Errori burocratici hanno provocato una deficiente distribuzione di prove di diagnosi che ha impedito di stimare in tempo l’avanzamento reale del virus, ha ricordato l’analista Pablo Guimon.
Ma inoltre il personale medico allerta della mancanza di mascherine e respiratori mentre la Guardia Nazionale ha già inviato 7300 militari per tutto il paese.
Migliaia di lavoratori perdono i loro impieghi; i mercati finanziari sono rimasti ad una terza parte del loro valore in un solo mese.
E nel centro di tutto, un presidente come Donald Trump, che ha costruito il suo potere sulla polarizzazione e l’isolamento, dirige la risposta ad una crisi che, più che nessun altra, richiede unità e cooperazione, ha sottolineato Guimon.
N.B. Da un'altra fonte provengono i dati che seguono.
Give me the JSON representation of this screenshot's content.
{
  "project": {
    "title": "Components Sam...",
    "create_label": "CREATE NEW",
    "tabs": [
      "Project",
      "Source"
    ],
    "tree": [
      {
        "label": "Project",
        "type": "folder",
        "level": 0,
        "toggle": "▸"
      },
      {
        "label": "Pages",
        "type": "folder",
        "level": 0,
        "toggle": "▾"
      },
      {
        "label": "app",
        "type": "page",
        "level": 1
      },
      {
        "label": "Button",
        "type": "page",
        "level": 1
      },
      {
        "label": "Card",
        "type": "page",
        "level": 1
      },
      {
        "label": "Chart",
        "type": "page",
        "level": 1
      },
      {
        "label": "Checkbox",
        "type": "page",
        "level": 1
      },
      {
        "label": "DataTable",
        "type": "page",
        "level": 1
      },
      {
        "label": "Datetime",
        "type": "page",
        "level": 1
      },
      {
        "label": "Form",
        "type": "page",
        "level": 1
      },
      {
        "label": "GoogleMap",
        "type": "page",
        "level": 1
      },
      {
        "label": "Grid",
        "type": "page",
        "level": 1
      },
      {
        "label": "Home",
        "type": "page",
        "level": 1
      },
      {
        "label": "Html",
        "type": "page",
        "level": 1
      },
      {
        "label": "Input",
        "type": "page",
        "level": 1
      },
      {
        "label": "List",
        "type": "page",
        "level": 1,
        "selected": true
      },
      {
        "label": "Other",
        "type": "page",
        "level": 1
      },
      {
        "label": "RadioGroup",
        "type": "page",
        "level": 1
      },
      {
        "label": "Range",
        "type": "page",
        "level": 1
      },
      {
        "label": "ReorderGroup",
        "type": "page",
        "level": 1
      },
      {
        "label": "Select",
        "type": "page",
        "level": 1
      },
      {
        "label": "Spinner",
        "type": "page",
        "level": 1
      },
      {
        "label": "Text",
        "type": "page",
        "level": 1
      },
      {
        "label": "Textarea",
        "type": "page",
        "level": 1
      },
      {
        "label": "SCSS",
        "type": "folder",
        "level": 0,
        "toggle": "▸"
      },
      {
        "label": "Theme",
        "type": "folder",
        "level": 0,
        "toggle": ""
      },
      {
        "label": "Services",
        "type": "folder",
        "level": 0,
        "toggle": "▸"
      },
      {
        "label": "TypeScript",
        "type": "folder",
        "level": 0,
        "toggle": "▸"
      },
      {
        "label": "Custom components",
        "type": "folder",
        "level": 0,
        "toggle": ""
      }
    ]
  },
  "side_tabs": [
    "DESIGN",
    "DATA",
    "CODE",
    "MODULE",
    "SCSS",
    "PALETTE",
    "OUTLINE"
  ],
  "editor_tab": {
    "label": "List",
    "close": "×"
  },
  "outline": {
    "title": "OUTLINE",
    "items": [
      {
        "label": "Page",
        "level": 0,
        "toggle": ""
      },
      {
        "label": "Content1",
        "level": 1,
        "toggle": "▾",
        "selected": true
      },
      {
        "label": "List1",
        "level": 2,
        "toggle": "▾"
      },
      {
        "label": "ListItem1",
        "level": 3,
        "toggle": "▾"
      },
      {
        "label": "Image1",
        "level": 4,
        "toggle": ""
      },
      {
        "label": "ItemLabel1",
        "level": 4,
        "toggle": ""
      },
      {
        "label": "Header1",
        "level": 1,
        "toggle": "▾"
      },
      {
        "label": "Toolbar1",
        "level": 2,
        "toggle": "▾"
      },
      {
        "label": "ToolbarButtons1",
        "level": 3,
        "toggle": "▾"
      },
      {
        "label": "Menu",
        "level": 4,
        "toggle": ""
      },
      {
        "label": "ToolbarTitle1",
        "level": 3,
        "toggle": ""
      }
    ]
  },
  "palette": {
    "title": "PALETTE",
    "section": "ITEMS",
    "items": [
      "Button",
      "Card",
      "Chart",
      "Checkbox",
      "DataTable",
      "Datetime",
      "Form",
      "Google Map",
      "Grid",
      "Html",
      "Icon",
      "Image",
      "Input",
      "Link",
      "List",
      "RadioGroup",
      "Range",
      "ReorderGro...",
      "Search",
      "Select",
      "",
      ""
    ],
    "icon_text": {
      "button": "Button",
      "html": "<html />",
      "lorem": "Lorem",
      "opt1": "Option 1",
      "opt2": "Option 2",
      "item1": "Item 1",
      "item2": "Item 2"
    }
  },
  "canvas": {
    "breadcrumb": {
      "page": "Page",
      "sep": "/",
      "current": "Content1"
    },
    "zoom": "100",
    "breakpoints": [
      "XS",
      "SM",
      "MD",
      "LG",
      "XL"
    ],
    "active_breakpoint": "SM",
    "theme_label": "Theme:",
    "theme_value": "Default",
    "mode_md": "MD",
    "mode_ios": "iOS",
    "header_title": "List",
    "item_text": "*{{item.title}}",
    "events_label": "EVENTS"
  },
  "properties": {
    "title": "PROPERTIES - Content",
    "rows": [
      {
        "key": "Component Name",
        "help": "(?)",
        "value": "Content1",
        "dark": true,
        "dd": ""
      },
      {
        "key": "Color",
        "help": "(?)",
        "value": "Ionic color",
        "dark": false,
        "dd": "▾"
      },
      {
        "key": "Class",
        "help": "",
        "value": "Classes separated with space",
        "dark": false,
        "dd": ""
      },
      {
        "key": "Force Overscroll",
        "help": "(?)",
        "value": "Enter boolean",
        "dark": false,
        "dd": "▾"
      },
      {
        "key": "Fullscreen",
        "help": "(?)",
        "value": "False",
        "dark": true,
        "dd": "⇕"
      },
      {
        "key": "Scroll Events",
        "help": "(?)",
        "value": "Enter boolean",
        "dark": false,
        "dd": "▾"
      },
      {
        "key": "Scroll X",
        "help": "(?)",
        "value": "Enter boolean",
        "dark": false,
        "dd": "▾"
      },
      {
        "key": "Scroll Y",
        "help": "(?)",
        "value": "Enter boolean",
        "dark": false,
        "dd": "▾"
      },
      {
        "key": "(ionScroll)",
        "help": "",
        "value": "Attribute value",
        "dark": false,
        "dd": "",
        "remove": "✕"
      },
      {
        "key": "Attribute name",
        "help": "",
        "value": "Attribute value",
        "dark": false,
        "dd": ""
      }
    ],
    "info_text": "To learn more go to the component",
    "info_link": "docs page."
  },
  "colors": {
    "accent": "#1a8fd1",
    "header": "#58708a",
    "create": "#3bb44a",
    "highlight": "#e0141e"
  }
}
Un comandante in capo abituato ad orientarsi col suo istinto e la sua vanità, davanti ad una crisi dove inevitabilmente deve lasciarsi guidare dagli esperti, ha aggiunto.
Trump ha iniziato a criticare perfino la dottrina scientifica sulla gravità della minaccia.
Quando questa era innegabile, si è scagliato un’altra volta contro la stampa, ha sfidato di nuovo gli esperti, ha trasformato il coronavirus nel “virus cinese”, ha progettato un nemico straniero, secondo le sue ossessioni geo-strategiche, per infiammare le sue basi col suo combustibile prediletto, ha puntualizzato l’esperto.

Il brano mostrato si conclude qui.